Another Healthcare stock I’m watching is Bristol-Myers Squibb (BMY). BMY crossing below $70 might get me to add a few shares of the stock.
Despite its recent run-up, I still like SWKS around $110… just not as much as I liked it below $100.
Automatic Data Processing (ADP) has been dropping to start the year. Should the stock continue to drop, I’d be interested in adding some shares. I don’t know if it will get there, but a dip to around $200 would intrigue me. The stock seems to have some support at that level, bouncing off of it 3 times in the past 16 months or so.
Although I added some McCormick & Co. (MKC) this past week, if the stock dropped further, say below $70, then I’d probably figure out a way to add another 5 shares.
Should NextEra Energy (NEE) continue to slide and fall below $73, I’d like to increase the size of my position to a small degree. A drop below $67 might result in a more substantial purchase.
As for non-Portfolio stocks that I’m watching…
It was more of the same regarding the non-Portfolio stocks I was watching… they moved up in price, resulting in less interest from me.

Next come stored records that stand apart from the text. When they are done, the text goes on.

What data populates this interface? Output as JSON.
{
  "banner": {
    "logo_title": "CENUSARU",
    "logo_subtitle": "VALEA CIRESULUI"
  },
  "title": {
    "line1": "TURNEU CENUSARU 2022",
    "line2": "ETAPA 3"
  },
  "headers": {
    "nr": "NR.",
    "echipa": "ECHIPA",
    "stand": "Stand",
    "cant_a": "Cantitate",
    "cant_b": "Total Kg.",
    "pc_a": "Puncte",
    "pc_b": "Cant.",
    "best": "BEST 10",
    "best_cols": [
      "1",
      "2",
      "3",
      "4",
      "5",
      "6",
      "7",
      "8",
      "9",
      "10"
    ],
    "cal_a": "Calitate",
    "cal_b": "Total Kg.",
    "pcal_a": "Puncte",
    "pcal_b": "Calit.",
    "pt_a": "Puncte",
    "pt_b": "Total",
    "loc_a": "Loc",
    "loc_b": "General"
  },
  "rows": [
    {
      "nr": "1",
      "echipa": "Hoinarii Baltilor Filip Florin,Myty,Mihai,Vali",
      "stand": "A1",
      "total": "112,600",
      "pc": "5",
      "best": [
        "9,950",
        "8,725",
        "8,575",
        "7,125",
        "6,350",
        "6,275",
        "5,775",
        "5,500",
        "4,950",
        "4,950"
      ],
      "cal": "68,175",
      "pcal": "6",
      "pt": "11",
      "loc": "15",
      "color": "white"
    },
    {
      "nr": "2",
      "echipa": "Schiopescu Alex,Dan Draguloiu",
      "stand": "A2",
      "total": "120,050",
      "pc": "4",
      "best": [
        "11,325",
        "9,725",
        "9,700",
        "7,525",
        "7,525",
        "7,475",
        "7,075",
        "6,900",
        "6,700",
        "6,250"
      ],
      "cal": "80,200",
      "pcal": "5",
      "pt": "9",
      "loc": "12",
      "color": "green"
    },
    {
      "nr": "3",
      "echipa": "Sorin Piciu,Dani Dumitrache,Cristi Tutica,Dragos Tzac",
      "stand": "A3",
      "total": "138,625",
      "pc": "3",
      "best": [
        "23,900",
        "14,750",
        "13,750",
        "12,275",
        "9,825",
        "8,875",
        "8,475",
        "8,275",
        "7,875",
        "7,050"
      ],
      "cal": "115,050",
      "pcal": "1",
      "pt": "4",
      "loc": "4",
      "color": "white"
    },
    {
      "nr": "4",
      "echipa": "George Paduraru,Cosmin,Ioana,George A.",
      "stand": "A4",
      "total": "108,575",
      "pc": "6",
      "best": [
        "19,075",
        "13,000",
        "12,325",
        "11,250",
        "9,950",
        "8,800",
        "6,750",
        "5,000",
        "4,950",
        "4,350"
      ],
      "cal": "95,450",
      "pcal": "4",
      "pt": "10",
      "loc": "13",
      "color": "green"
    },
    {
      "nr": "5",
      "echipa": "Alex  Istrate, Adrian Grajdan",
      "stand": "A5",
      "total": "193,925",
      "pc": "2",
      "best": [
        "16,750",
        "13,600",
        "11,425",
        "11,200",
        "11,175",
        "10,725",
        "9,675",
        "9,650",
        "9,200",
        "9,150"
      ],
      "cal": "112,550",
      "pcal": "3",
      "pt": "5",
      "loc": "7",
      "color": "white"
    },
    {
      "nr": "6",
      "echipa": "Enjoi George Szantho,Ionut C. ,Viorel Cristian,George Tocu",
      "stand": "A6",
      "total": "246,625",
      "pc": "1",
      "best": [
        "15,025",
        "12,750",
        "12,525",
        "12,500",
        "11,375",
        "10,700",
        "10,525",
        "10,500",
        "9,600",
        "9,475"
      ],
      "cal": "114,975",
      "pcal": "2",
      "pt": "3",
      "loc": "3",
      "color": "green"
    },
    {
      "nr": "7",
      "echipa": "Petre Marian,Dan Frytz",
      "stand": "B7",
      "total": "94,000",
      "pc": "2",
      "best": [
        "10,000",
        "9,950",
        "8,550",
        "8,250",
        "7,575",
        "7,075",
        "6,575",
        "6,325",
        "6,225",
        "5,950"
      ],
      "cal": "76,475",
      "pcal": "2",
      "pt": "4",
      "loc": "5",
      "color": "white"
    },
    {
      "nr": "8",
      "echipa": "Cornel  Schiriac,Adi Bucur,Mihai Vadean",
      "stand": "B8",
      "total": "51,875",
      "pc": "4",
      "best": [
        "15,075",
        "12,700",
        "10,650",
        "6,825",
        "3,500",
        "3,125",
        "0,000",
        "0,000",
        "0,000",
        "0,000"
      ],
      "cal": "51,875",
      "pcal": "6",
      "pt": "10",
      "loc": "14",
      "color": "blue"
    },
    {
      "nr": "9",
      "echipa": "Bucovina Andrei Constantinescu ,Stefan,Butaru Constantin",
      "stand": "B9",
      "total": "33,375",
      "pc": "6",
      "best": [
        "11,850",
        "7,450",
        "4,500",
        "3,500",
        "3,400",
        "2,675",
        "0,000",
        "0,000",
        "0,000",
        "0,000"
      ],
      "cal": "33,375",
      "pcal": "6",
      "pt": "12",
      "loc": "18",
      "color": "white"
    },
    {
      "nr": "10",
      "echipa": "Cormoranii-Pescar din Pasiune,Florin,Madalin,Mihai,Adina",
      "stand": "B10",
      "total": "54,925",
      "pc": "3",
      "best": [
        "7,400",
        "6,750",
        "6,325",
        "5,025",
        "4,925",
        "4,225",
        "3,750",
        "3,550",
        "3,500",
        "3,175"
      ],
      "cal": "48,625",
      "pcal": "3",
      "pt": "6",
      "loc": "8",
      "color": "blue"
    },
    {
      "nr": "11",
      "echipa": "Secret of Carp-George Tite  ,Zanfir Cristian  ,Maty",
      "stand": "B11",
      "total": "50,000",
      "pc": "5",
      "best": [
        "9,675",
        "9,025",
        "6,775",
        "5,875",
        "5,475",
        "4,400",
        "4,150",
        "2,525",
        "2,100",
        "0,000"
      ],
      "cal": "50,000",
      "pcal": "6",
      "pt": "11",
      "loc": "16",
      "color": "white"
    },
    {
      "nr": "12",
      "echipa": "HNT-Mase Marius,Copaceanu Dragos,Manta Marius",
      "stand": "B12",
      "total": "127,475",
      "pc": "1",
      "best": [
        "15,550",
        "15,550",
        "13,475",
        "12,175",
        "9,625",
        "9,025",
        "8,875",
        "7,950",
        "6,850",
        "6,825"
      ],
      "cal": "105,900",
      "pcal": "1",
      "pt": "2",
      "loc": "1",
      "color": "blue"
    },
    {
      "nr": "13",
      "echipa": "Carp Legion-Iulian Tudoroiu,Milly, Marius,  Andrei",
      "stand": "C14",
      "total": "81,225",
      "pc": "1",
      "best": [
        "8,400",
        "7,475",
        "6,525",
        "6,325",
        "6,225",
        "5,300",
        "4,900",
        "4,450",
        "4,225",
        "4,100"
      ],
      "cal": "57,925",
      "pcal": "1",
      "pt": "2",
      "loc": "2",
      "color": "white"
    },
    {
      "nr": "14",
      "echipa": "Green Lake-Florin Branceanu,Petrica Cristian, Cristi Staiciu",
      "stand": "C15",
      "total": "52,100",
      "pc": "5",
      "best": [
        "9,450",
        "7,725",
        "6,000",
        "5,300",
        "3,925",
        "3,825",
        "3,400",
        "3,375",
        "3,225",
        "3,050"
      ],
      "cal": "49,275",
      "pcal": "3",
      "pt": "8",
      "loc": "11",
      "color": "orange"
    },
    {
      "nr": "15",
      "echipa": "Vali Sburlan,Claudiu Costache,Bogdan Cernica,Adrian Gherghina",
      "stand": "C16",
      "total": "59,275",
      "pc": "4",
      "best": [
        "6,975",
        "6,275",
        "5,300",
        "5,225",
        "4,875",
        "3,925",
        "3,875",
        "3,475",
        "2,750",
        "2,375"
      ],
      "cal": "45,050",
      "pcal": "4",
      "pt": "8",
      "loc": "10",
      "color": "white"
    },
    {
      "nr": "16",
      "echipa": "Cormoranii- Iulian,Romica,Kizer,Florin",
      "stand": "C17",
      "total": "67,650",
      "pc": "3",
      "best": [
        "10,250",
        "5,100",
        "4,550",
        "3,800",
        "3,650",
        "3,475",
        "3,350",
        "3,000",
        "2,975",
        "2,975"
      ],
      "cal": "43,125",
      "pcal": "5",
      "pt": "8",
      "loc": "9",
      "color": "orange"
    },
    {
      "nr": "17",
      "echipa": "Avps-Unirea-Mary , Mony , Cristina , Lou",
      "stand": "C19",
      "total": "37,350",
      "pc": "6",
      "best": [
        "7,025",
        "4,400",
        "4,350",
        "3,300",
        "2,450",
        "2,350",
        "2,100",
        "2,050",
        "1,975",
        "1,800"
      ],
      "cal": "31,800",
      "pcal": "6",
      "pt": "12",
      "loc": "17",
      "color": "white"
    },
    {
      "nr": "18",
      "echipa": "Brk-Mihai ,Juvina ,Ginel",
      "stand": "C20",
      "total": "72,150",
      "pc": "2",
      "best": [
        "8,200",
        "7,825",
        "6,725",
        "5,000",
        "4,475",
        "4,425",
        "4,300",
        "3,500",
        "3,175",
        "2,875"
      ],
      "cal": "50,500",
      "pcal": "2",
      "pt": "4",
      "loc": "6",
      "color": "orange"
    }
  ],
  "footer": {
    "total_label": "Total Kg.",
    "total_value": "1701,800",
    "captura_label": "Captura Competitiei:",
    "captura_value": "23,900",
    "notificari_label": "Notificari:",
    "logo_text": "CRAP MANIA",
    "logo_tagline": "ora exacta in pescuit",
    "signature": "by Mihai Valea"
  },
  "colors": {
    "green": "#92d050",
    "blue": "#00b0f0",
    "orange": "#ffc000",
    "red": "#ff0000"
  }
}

This included tech names Corning (GLW) & Apple (AAPL), as well as cell tower REITs American Tower (AMT) and Crown Castle International (CCI). Thus, I’ll quit watching them for now.
I still have Dominion Energy (D) hovering a little above my target price of $60, so it’s probably the one I’ll watch most closely. I could afford to add another Utility stock to my Portfolio, as I’m drifting towards being underweight there.
Since one of my bonus goals this year is to find an Energy stock for my Portfolio, I’ve done some initial looking and am now watching Pembina Pipeline (PBA). This company is a midstream service provider located primarily in western Canada. It has a network of oil and natural gas pipelines, storage facilities and processing plants as part of its energy infrastructure. Ideally, I’d like to initiate a position around $30, but the stock would need a 15% drop from current levels to get there.
Thoughts?
Do you think the gains we saw in January portend a market snapback in 2023? Please share your thoughts!